Eduardo Rosillo (Angel Eduardo Rosillo Heredia, 1929). Uno de los más importantes locutores de la radio cubana. Su labor de promoción de la música cubana ha trascendido las fronteras nacionales. Premio Nacional de Radio.

Nació el 20 de febrero de 1929 en el poblado de La Maya, antigua provincia de Oriente. Durante su niñez aprendió el oficio de barbero en el Salón Heredia, propiedad del hermano de su madre. Su padre era el médico del pueblo. Es hijo de un matrimonio interracial que desafió y venció los prejuicios de la época.
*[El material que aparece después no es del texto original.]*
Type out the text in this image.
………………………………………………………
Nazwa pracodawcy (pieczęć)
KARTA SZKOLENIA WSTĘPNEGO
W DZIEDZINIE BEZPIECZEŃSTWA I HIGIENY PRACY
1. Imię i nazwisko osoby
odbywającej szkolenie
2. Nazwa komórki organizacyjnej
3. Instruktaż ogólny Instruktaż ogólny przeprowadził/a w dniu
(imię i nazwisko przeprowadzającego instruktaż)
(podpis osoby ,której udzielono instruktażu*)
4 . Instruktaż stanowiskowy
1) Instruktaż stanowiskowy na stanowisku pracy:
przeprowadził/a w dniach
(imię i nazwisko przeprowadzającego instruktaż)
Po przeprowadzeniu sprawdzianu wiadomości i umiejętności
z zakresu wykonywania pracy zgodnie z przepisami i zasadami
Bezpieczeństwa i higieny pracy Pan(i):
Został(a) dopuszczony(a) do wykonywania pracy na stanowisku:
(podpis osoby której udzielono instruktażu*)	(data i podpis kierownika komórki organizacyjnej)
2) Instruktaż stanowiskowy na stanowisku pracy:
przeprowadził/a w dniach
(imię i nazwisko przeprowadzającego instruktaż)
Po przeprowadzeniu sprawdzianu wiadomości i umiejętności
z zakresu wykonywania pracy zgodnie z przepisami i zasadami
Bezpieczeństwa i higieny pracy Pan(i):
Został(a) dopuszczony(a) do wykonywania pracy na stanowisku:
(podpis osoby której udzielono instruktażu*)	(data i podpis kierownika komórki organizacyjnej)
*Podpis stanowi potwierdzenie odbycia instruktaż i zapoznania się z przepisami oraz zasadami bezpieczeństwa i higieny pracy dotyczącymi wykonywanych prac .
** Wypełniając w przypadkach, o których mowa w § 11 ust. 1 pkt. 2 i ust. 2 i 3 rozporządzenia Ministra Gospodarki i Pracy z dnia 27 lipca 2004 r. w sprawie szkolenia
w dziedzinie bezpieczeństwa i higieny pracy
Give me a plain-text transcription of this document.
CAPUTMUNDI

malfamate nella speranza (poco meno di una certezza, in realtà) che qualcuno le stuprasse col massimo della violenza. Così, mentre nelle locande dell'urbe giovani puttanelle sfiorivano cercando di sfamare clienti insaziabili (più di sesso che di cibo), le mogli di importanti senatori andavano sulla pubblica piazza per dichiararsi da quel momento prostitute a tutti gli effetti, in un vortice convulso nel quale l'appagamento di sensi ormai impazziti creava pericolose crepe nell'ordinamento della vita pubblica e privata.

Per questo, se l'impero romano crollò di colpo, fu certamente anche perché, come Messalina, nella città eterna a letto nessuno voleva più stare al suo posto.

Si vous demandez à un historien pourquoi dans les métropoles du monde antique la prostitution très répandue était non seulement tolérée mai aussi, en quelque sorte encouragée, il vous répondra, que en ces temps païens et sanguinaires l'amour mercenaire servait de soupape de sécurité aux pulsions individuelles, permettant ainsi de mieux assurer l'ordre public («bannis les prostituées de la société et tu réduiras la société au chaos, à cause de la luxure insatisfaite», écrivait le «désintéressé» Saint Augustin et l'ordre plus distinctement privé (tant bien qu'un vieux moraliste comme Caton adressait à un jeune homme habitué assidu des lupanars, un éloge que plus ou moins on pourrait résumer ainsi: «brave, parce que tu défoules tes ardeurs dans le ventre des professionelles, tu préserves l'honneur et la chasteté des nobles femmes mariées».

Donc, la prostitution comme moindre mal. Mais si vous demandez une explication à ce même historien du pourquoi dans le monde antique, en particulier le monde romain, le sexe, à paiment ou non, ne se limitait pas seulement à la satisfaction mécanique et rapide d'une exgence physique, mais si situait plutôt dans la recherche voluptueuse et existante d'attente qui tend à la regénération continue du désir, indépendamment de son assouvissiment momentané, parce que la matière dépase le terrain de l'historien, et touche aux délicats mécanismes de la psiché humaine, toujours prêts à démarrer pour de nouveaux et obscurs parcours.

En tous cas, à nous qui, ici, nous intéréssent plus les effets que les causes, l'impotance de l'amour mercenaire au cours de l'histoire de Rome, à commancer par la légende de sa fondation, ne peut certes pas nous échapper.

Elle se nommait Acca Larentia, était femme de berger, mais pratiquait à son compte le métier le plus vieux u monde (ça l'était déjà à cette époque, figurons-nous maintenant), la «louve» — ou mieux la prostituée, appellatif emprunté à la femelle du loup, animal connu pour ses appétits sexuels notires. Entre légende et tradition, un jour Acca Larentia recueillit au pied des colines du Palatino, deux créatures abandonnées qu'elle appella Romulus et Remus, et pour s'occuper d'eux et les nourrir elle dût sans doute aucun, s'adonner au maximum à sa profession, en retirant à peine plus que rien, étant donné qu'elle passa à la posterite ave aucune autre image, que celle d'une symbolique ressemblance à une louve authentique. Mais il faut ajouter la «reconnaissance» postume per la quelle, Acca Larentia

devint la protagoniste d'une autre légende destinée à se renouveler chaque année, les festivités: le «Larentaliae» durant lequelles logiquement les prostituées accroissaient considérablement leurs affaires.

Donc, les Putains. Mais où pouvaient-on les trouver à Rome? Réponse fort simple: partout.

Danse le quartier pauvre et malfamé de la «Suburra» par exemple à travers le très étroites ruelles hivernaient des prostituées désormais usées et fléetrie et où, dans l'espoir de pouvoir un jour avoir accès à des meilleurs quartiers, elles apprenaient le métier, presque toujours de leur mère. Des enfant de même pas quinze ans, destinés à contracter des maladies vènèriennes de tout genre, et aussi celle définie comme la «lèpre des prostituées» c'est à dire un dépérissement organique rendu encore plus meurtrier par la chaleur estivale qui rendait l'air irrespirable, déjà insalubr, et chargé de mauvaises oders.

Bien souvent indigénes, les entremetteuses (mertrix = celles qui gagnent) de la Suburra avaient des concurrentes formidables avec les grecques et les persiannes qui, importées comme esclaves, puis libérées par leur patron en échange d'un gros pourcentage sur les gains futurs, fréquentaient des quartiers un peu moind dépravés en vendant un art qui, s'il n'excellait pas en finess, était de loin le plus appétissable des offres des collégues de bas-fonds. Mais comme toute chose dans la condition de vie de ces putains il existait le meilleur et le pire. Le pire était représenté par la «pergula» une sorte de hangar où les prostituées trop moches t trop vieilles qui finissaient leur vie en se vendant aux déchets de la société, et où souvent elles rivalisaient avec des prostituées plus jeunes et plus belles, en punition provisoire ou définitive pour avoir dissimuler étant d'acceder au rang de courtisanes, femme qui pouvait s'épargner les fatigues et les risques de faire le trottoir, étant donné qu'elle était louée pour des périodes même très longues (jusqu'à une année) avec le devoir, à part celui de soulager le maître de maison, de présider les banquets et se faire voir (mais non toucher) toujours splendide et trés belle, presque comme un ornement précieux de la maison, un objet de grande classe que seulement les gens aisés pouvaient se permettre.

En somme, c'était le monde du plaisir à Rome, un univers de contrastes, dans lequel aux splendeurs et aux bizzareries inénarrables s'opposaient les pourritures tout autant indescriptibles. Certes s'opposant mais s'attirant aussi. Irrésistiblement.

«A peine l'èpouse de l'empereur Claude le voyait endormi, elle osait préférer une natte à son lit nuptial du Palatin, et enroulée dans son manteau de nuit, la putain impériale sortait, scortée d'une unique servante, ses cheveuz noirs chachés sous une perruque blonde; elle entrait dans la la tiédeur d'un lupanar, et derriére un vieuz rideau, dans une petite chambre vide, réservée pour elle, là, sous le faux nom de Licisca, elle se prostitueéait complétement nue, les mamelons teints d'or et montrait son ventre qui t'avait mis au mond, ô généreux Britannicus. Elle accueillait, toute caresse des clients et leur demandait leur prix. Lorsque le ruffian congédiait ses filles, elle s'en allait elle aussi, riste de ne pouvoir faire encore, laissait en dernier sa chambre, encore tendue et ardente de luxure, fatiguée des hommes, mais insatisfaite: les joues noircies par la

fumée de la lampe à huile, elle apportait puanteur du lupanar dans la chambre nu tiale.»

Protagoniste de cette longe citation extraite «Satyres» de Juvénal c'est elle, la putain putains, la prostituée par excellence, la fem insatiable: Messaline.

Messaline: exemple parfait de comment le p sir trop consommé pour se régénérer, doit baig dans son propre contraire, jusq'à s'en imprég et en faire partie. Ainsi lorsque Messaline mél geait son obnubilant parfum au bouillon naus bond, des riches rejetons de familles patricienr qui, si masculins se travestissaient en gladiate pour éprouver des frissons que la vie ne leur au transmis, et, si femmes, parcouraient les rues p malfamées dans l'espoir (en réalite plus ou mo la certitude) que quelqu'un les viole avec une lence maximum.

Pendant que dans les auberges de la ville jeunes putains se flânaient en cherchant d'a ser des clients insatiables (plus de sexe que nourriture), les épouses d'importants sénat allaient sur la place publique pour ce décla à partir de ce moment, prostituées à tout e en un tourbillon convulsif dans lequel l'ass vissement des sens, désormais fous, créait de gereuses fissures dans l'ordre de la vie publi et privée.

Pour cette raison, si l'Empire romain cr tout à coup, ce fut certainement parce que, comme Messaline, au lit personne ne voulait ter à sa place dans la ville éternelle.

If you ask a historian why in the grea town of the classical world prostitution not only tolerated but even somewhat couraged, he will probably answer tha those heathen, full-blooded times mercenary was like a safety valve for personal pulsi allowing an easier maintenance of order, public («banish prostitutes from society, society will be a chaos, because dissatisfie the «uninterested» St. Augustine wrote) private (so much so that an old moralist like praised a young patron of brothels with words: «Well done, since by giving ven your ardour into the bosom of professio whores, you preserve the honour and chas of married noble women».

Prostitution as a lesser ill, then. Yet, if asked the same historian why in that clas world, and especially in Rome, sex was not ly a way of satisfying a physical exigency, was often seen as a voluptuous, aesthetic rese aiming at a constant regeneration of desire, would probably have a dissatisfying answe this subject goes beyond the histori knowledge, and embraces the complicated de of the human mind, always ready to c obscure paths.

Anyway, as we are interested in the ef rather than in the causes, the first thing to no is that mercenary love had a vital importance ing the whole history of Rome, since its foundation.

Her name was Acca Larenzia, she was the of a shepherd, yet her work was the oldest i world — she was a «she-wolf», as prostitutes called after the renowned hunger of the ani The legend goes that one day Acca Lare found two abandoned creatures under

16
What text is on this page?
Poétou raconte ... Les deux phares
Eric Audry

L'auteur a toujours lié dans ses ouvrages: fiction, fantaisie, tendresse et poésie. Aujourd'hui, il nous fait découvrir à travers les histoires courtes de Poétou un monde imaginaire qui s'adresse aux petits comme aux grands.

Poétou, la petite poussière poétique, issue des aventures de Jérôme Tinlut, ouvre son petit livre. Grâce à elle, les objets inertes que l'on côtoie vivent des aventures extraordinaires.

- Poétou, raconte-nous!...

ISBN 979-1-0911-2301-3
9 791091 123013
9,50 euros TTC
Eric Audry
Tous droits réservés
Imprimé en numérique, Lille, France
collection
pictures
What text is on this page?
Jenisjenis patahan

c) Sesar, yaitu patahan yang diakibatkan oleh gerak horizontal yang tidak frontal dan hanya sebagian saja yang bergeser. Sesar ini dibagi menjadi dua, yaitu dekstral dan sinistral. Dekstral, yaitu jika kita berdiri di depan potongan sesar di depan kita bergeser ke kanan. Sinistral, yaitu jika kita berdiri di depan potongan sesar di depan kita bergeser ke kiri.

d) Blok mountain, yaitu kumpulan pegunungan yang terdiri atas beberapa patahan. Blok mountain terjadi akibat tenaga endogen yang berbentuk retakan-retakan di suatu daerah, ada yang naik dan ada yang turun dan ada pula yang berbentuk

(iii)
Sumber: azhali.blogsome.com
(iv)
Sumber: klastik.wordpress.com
Estudió en el Instituto de Segunda Enseñanza de Santiago de Cuba. Allí comenzó a desarrollar con mayor fuerza sus aspiraciones artísticas, pues se desempeñó como presentador en varios espectáculos donde compartió el escenario  con quienes luego serían grandes figuras de la música cubana: Enrique Bonne y Pacho Alonso. Cursó tres años de la carrera de Derecho en la Universidad de Oriente, pero no llegó a graduarse.

Se inició en el medio radial en la emisora CMKT, creada en La Maya el 20 de mayo de 1949, planta que comenzó trasmitiendo en los límites de unas ocho cuadras a la redonda.

Rosillo se presentó a los exámenes del Colegio de Locutores para obtener su titulación como profesional, debido a las exigencias que el presidente de esta institución le planteara a la dirección de la emisora local. La aprobación le llegó en carta fechada el 20 de mayo de 1949 y desde entonces compartió su tiempo entre la locución y su trabajo en los Laboratorios Linner. Además, siguiendo los pasos de su padre, en 1950 aspiró a Concejal de La Maya. Aunque resultó electo, fue anulado por no haber llegado a tiempo para ejercer el derecho al voto en las urnas del poblado. Hasta 1952 presidió la Juventud del Partido Republicano en Songo y mantuvo una activa vida política en la región.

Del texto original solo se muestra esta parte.